While Mary experiences jealousy when Charlotte is entranced by Elizabeth, romance does not produce complete fulfilment and when Charlotte, as if she were a man, appoints herself Mary’s protector that independence for which the archaeologist had fought so hard is imperilled. Love miraculously changes Charlotte’s outward demeanour, the same is not true of Mary.

This isn’t the picture-postcard version of a Victorian seaside town, rather its harsher cousin. Writer-director Francis Lee (God’s Own Country, 2017) refuses to soften the rude edges of life and the best a true romanticist can expect is that the storms occasionally abate and the surf does not pound so heavily.

Powerful roles have been in short supply of late for Kate Winslet (Blackbird, 2019) and she is superb as the stoic woman in a male-dominated world, unable to express passion except in whittling away at pieces of ammonite. Saoirse Ronan (Little Woman, 2019) moves from bitter and confused child-woman to finding joy and from then to taking charge. Veteran British character actors Gemma Jones (Rocketman, 2019) and Fiona Shaw (My Left Foot, 1989) are impressive while James McArdle (Mary, Queen of Scots, 2018) and Alec Secareanu  (Amulet, 2020) offer different interpretations of the entitled male.

To be sure there is no conclusive proof that Mary Anning was this way sexually inclined but in these days of Hollywood reinvention or reimagining for little more than comic-book glory it would be hard not to allow the director some leeway in providing his love story with an interesting backdrop and a fascinating character. At times it is a painful watch, but a rewarding one.

Khartoum (1966) ****

You don’t have to look far for contemporary parallels in this absorbing drama.

A charismatic and clever military strategist the Mahdi (Laurence Olivier) inspires a holy war in the Middle East.
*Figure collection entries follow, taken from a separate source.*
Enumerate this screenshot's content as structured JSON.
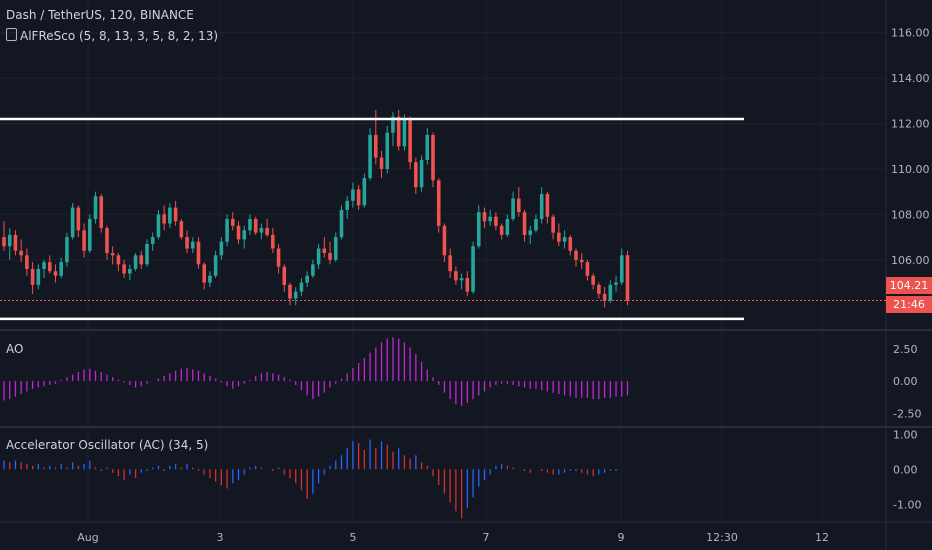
{
  "header": {
    "title": "Dash / TetherUS, 120, BINANCE",
    "indicator_icon": "eye-icon",
    "indicator": "AlFReSco (5, 8, 13, 3, 5, 8, 2, 13)"
  },
  "colors": {
    "background": "#131722",
    "up": "#26a69a",
    "down": "#ef5350",
    "ao": "#c026d3",
    "ac_up": "#2962ff",
    "ac_down": "#d32f2f",
    "channel": "#ffffff",
    "price_badge": "#ef5350"
  },
  "price_axis": {
    "ticks": [
      "116.00",
      "114.00",
      "112.00",
      "110.00",
      "108.00",
      "106.00"
    ],
    "current_price": "104.21",
    "countdown": "21:46"
  },
  "ao_pane": {
    "title": "AO",
    "ticks": [
      "2.50",
      "0.00",
      "-2.50"
    ]
  },
  "ac_pane": {
    "title": "Accelerator Oscillator (AC) (34, 5)",
    "ticks": [
      "1.00",
      "0.00",
      "-1.00"
    ]
  },
  "time_axis": {
    "labels": [
      "Aug",
      "3",
      "5",
      "7",
      "9",
      "12:30",
      "12"
    ]
  },
  "chart_data": [
    {
      "type": "candlestick",
      "title": "Dash / TetherUS, 120, BINANCE",
      "ylim": [
        103,
        117
      ],
      "ohlc_points": [
        [
          107.0,
          107.7,
          106.4,
          106.6
        ],
        [
          106.6,
          107.4,
          106.0,
          107.1
        ],
        [
          107.1,
          107.3,
          106.2,
          106.4
        ],
        [
          106.4,
          106.9,
          105.9,
          106.2
        ],
        [
          106.2,
          106.5,
          105.3,
          105.6
        ],
        [
          105.6,
          105.9,
          104.5,
          104.9
        ],
        [
          104.9,
          105.8,
          104.7,
          105.6
        ],
        [
          105.6,
          106.0,
          105.2,
          105.9
        ],
        [
          105.9,
          106.2,
          105.4,
          105.5
        ],
        [
          105.5,
          105.8,
          105.0,
          105.3
        ],
        [
          105.3,
          106.1,
          105.2,
          105.9
        ],
        [
          105.9,
          107.2,
          105.7,
          107.0
        ],
        [
          107.0,
          108.5,
          106.9,
          108.3
        ],
        [
          108.3,
          108.4,
          107.0,
          107.3
        ],
        [
          107.3,
          107.6,
          106.1,
          106.4
        ],
        [
          106.4,
          108.0,
          106.3,
          107.8
        ],
        [
          107.8,
          109.0,
          107.6,
          108.8
        ],
        [
          108.8,
          108.9,
          107.2,
          107.4
        ],
        [
          107.4,
          107.5,
          106.0,
          106.3
        ],
        [
          106.3,
          106.6,
          105.8,
          106.2
        ],
        [
          106.2,
          106.3,
          105.5,
          105.8
        ],
        [
          105.8,
          106.0,
          105.2,
          105.4
        ],
        [
          105.4,
          105.8,
          105.1,
          105.6
        ],
        [
          105.6,
          106.3,
          105.5,
          106.2
        ],
        [
          106.2,
          106.4,
          105.6,
          105.8
        ],
        [
          105.8,
          106.9,
          105.7,
          106.7
        ],
        [
          106.7,
          107.2,
          106.4,
          107.0
        ],
        [
          107.0,
          108.2,
          106.9,
          108.0
        ],
        [
          108.0,
          108.4,
          107.3,
          107.6
        ],
        [
          107.6,
          108.5,
          107.4,
          108.3
        ],
        [
          108.3,
          108.6,
          107.5,
          107.7
        ],
        [
          107.7,
          107.8,
          106.9,
          107.0
        ],
        [
          107.0,
          107.3,
          106.3,
          106.5
        ],
        [
          106.5,
          107.0,
          106.3,
          106.8
        ],
        [
          106.8,
          107.0,
          105.6,
          105.8
        ],
        [
          105.8,
          105.9,
          104.7,
          105.0
        ],
        [
          105.0,
          105.5,
          104.8,
          105.3
        ],
        [
          105.3,
          106.4,
          105.2,
          106.2
        ],
        [
          106.2,
          107.0,
          106.0,
          106.8
        ],
        [
          106.8,
          108.0,
          106.6,
          107.8
        ],
        [
          107.8,
          108.1,
          107.3,
          107.5
        ],
        [
          107.5,
          107.7,
          106.7,
          106.9
        ],
        [
          106.9,
          107.5,
          106.5,
          107.3
        ],
        [
          107.3,
          108.0,
          107.1,
          107.8
        ],
        [
          107.8,
          107.9,
          107.1,
          107.2
        ],
        [
          107.2,
          107.6,
          106.9,
          107.4
        ],
        [
          107.4,
          107.8,
          107.0,
          107.1
        ],
        [
          107.1,
          107.4,
          106.3,
          106.5
        ],
        [
          106.5,
          106.7,
          105.4,
          105.7
        ],
        [
          105.7,
          105.8,
          104.6,
          104.9
        ],
        [
          104.9,
          105.0,
          104.0,
          104.3
        ],
        [
          104.3,
          104.8,
          104.0,
          104.6
        ],
        [
          104.6,
          105.2,
          104.4,
          105.0
        ],
        [
          105.0,
          105.5,
          104.8,
          105.3
        ],
        [
          105.3,
          106.0,
          105.2,
          105.8
        ],
        [
          105.8,
          106.7,
          105.6,
          106.5
        ],
        [
          106.5,
          107.0,
          106.1,
          106.3
        ],
        [
          106.3,
          106.8,
          105.8,
          106.0
        ],
        [
          106.0,
          107.2,
          105.9,
          107.0
        ],
        [
          107.0,
          108.4,
          106.9,
          108.2
        ],
        [
          108.2,
          108.8,
          107.8,
          108.6
        ],
        [
          108.6,
          109.4,
          108.3,
          109.1
        ],
        [
          109.1,
          109.3,
          108.2,
          108.4
        ],
        [
          108.4,
          109.8,
          108.3,
          109.6
        ],
        [
          109.6,
          111.8,
          109.5,
          111.5
        ],
        [
          111.5,
          112.6,
          110.2,
          110.5
        ],
        [
          110.5,
          110.8,
          109.6,
          110.0
        ],
        [
          110.0,
          111.9,
          109.8,
          111.6
        ],
        [
          111.6,
          112.5,
          111.0,
          112.3
        ],
        [
          112.3,
          112.6,
          110.8,
          111.0
        ],
        [
          111.0,
          112.4,
          110.8,
          112.2
        ],
        [
          112.2,
          112.3,
          110.0,
          110.3
        ],
        [
          110.3,
          110.5,
          108.9,
          109.2
        ],
        [
          109.2,
          110.6,
          109.0,
          110.4
        ],
        [
          110.4,
          111.8,
          110.2,
          111.5
        ],
        [
          111.5,
          111.6,
          109.2,
          109.5
        ],
        [
          109.5,
          109.6,
          107.2,
          107.5
        ],
        [
          107.5,
          107.6,
          105.9,
          106.2
        ],
        [
          106.2,
          106.5,
          105.2,
          105.5
        ],
        [
          105.5,
          105.7,
          104.9,
          105.1
        ],
        [
          105.1,
          105.4,
          104.7,
          105.2
        ],
        [
          105.2,
          105.5,
          104.4,
          104.6
        ],
        [
          104.6,
          106.8,
          104.5,
          106.6
        ],
        [
          106.6,
          108.4,
          106.5,
          108.1
        ],
        [
          108.1,
          108.3,
          107.4,
          107.7
        ],
        [
          107.7,
          108.2,
          107.5,
          107.9
        ],
        [
          107.9,
          108.1,
          107.3,
          107.5
        ],
        [
          107.5,
          107.6,
          106.9,
          107.1
        ],
        [
          107.1,
          108.0,
          107.0,
          107.8
        ],
        [
          107.8,
          109.0,
          107.7,
          108.7
        ],
        [
          108.7,
          109.2,
          107.9,
          108.1
        ],
        [
          108.1,
          108.2,
          106.8,
          107.1
        ],
        [
          107.1,
          107.5,
          106.7,
          107.3
        ],
        [
          107.3,
          108.0,
          107.2,
          107.8
        ],
        [
          107.8,
          109.2,
          107.6,
          108.9
        ],
        [
          108.9,
          109.0,
          107.6,
          107.9
        ],
        [
          107.9,
          108.0,
          106.9,
          107.2
        ],
        [
          107.2,
          107.6,
          106.6,
          106.8
        ],
        [
          106.8,
          107.3,
          106.5,
          107.0
        ],
        [
          107.0,
          107.1,
          106.2,
          106.4
        ],
        [
          106.4,
          106.5,
          105.7,
          106.0
        ],
        [
          106.0,
          106.3,
          105.6,
          105.9
        ],
        [
          105.9,
          106.0,
          105.1,
          105.3
        ],
        [
          105.3,
          105.4,
          104.7,
          104.9
        ],
        [
          104.9,
          105.0,
          104.3,
          104.5
        ],
        [
          104.5,
          104.8,
          103.9,
          104.2
        ],
        [
          104.2,
          105.1,
          104.1,
          104.9
        ],
        [
          104.9,
          105.3,
          104.6,
          105.0
        ],
        [
          105.0,
          106.5,
          104.9,
          106.2
        ],
        [
          106.2,
          106.4,
          104.0,
          104.2
        ]
      ],
      "horizontal_lines": [
        112.2,
        103.4
      ]
    },
    {
      "type": "bar",
      "title": "AO",
      "ylim": [
        -3.4,
        3.8
      ],
      "values": [
        -1.5,
        -1.4,
        -1.2,
        -1.0,
        -0.8,
        -0.6,
        -0.5,
        -0.4,
        -0.3,
        -0.2,
        0.1,
        0.3,
        0.5,
        0.7,
        0.9,
        0.95,
        0.8,
        0.7,
        0.5,
        0.3,
        0.1,
        -0.1,
        -0.3,
        -0.5,
        -0.4,
        -0.2,
        0.0,
        0.2,
        0.4,
        0.6,
        0.8,
        0.95,
        1.0,
        0.9,
        0.8,
        0.6,
        0.4,
        0.2,
        -0.1,
        -0.4,
        -0.6,
        -0.4,
        -0.2,
        0.1,
        0.4,
        0.6,
        0.7,
        0.6,
        0.5,
        0.3,
        0.1,
        -0.3,
        -0.7,
        -1.1,
        -1.4,
        -1.2,
        -0.9,
        -0.5,
        -0.2,
        0.2,
        0.6,
        1.0,
        1.4,
        1.8,
        2.2,
        2.6,
        3.0,
        3.3,
        3.4,
        3.3,
        3.0,
        2.6,
        2.1,
        1.5,
        0.9,
        0.3,
        -0.3,
        -0.9,
        -1.4,
        -1.8,
        -1.9,
        -1.7,
        -1.4,
        -1.1,
        -0.8,
        -0.5,
        -0.3,
        -0.2,
        -0.2,
        -0.3,
        -0.4,
        -0.5,
        -0.6,
        -0.6,
        -0.7,
        -0.8,
        -0.9,
        -1.0,
        -1.1,
        -1.2,
        -1.3,
        -1.3,
        -1.3,
        -1.4,
        -1.4,
        -1.3,
        -1.3,
        -1.2,
        -1.2,
        -1.1
      ]
    },
    {
      "type": "bar",
      "title": "Accelerator Oscillator (AC) (34, 5)",
      "ylim": [
        -1.45,
        1.15
      ],
      "values": [
        0.25,
        0.2,
        0.25,
        0.2,
        0.15,
        0.1,
        0.15,
        0.05,
        0.1,
        0.05,
        0.15,
        0.05,
        0.2,
        0.1,
        0.15,
        0.25,
        0.05,
        -0.05,
        0.05,
        -0.1,
        -0.2,
        -0.3,
        -0.15,
        -0.25,
        -0.1,
        -0.05,
        0.05,
        0.1,
        -0.05,
        0.1,
        0.15,
        0.05,
        0.15,
        0.05,
        -0.05,
        -0.15,
        -0.25,
        -0.35,
        -0.45,
        -0.55,
        -0.4,
        -0.3,
        -0.15,
        0.05,
        0.1,
        0.05,
        0.0,
        -0.05,
        0.05,
        -0.15,
        -0.25,
        -0.4,
        -0.6,
        -0.85,
        -0.7,
        -0.4,
        -0.15,
        0.1,
        0.25,
        0.4,
        0.6,
        0.8,
        0.75,
        0.55,
        0.85,
        0.6,
        0.8,
        0.7,
        0.5,
        0.6,
        0.4,
        0.3,
        0.4,
        0.2,
        0.1,
        -0.2,
        -0.45,
        -0.7,
        -0.95,
        -1.2,
        -1.4,
        -1.1,
        -0.8,
        -0.5,
        -0.3,
        -0.15,
        0.1,
        0.15,
        0.1,
        0.05,
        0.0,
        -0.05,
        -0.1,
        0.0,
        -0.05,
        -0.1,
        -0.15,
        -0.15,
        -0.1,
        -0.05,
        -0.05,
        -0.1,
        -0.15,
        -0.2,
        -0.15,
        -0.1,
        -0.05,
        -0.05,
        0.0,
        0.0
      ]
    }
  ]
}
Ruling global power Britain wants to avoid  “policing the world” and instead of sending in the army despatches in an unofficial capacity its hero of the day, the equally charismatic “Chinese” Gordon (Charlton Heston).

He is the do-gooder as man-of-action having quelled an uprising in China and destroyed the slave trade in Sudan, of which Khartoum is the capital. Offered £6,000 by local interests to become Governor of Sudan, he takes £2,000, “that’s all I need.”

But where a similar kind of hero, Lawrence of Arabia, was politically naive, Gordon is politically adept and much of the joy of this picture is seeing him out-maneuver British prime minister Gladstone (Ralph Richardson – compare this performance to his bumbling bore in The Wrong Box out the same year). Gordon’s ostensible task is to evacuate Egyptians from Khartoum. If he succeeds, Britain saves face, if he fails he takes the rap. Directed by British stalwart Basil Dearden (The Blue Lamp, 1950; Victim, 1961), the pictures cleaves closer to drama than spectacle.

I remember being quite bored by all the talk when I saw this as a twelve-year-old, but this time round found it completely absorbing, a battle of wits between Gordon and the Mahdi on the one hand and between Gordon and Gladstone on the othor. The action, when it comes, is riveting without the aplomb of Lawrence of Arabia, but audience interest is focused on the main characters.

Richard Johnson, removed from his Bulldog Drummond persona (Some Girls Do), is excellent as Gordon’s aide or, as he acknowledges, “Gladstone’s spy.”

This is a Cinerama picture (cue spectacular widescreen scenery) without the distracting Cinerama effects (a race downhill, a runaway train), a bold political drama poorly received at a time when Cinerama meant spectacular effects and much more action. Definitely worth a second – or first – look.